Many of us fear old age because we dread the problems that so often accompany it: frailty, disabilities, dependence. If you're a baby boomer caring for an ailing parent, you've probably seen all this up close.
And, as anyone who suffers from age-related debility or cares for such a person knows, the social, psychological and economic costs of those last years of life are astronomical. But in 35 years - when the youngest boomers turn 78 - things may well be totally, utterly different.
Ask most people in middle age how long they expect to live, and they'll guess roughly their parents' age at death, but this is pessimistic. In the past 50 years, average lifespan has risen by around two years per decade. That's been happening not through our increasing ability to keep frail people alive, but through postponing the age at which most people descend into frailty in the first place.

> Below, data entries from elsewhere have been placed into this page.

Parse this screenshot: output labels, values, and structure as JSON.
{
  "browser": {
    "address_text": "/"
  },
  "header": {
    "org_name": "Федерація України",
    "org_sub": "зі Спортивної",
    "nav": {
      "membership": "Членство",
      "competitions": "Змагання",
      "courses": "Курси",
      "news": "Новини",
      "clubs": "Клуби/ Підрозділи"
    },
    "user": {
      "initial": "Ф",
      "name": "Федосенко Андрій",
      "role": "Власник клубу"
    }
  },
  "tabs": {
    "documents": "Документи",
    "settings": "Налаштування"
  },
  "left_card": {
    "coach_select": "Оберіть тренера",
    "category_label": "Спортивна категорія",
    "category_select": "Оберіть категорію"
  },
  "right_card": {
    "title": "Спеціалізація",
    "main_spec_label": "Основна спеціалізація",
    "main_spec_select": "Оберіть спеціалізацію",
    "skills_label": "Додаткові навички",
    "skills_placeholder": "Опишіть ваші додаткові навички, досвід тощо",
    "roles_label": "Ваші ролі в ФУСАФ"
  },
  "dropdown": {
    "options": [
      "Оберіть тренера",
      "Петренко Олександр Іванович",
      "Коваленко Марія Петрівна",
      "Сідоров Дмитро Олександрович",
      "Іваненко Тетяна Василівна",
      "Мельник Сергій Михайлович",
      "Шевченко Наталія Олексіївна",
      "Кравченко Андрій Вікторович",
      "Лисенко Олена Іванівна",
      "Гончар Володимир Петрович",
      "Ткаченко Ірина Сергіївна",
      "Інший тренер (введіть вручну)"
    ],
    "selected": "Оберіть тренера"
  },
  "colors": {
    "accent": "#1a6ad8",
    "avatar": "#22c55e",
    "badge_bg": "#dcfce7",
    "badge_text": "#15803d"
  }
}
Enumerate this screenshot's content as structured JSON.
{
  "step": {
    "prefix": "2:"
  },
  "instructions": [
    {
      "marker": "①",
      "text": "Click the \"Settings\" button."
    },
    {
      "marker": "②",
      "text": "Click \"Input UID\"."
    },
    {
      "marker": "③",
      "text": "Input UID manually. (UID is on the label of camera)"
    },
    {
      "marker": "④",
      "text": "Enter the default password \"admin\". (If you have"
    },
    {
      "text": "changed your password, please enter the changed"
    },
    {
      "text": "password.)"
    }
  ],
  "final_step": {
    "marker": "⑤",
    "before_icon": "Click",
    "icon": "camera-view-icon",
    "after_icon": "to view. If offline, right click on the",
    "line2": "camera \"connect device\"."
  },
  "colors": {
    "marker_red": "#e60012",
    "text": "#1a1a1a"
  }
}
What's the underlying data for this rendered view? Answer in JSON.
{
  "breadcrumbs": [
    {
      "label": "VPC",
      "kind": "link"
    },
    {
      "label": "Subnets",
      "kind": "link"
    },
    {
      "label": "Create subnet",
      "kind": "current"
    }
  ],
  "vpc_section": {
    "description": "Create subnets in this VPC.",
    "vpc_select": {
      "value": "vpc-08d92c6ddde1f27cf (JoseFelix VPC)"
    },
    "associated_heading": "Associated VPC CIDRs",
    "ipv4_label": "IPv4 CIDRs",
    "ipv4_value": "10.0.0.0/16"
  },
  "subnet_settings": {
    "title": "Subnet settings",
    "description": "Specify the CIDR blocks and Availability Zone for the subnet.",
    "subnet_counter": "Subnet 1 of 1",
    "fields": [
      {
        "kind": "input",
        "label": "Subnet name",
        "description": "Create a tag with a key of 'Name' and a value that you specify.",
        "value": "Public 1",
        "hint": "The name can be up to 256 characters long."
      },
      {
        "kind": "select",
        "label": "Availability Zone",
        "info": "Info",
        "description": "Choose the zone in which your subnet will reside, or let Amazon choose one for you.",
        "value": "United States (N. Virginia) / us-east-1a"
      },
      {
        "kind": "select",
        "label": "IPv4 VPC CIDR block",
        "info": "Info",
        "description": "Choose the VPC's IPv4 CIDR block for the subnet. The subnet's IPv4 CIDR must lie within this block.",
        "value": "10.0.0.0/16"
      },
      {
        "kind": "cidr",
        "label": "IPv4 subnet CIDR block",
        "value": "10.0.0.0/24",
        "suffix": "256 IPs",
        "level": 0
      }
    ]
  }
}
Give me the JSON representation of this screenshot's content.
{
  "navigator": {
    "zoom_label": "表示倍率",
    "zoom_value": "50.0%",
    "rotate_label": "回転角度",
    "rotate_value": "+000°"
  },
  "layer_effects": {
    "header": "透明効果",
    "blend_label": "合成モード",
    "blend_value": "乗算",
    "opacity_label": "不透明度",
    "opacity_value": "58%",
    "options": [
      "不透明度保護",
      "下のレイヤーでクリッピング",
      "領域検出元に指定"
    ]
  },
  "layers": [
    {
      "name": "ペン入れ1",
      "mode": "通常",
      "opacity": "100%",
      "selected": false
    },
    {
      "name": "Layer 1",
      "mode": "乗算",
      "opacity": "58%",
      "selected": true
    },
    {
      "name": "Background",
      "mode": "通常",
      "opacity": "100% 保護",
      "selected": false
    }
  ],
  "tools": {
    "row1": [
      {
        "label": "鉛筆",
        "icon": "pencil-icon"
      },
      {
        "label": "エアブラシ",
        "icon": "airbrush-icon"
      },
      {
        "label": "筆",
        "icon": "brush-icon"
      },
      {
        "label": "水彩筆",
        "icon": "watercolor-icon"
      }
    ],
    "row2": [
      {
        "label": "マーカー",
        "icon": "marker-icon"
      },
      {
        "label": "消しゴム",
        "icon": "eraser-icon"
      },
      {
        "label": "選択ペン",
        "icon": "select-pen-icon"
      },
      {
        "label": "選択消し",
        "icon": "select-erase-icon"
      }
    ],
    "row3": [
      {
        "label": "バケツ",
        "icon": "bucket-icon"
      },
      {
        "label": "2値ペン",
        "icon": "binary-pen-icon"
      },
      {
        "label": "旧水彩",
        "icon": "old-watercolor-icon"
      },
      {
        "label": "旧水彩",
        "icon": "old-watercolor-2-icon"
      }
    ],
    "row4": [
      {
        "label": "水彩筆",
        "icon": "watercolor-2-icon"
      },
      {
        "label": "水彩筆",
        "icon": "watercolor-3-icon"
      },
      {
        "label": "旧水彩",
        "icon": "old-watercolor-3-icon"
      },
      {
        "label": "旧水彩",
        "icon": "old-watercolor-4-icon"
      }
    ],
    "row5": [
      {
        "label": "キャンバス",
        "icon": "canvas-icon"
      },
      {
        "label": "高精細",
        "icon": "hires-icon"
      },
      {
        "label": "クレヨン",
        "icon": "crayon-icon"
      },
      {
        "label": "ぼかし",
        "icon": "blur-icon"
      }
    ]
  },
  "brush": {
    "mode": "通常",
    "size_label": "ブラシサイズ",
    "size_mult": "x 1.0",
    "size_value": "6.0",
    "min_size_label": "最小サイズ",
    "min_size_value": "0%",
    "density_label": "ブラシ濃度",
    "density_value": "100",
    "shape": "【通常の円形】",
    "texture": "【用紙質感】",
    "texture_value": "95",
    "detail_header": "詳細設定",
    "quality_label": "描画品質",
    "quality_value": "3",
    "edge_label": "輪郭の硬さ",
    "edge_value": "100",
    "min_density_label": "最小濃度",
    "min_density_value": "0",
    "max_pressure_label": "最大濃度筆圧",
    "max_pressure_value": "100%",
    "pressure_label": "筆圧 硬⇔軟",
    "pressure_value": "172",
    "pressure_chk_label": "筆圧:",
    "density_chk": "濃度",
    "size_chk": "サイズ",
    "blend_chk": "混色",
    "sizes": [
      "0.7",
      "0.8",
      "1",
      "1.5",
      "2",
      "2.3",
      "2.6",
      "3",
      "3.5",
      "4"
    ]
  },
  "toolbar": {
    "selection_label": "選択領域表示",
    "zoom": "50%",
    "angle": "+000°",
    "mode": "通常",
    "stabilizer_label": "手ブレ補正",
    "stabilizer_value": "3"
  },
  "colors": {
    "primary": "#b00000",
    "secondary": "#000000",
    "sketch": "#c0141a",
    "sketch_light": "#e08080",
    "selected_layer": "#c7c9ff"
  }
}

The time a typical American spends with mild disability has substantially shrunk, probably because better education and prosperity can affect that stage of aging quite powerfully. In the coming years, there is every reason to expect that trend to continue.
Ultimately, our bodies fail us in old age because of microscopic problems that have been accumulating throughout life. For a few decades our metabolism can work around them, but eventually they become too numerous, and we start going downhill.
As scientists learn more about these changes and about how to repair them, we'll significantly postpone the age at which severe physical and mental debilitation emerges. Eventually we'll be able to wave goodbye to the debilitation of aging altogether, because we'll postpone its onset faster than time is passing.
With advances in medicine, there's no reason why we can't move gains in average lifespan from 2 years per decade to 10. The result: a longer life and a much healthier one. If we push the relevant research forward as fast as possible, I estimate that we have a good chance of achieving this within 35 years. If not, it's mainly Gen X and beyond who will benefit.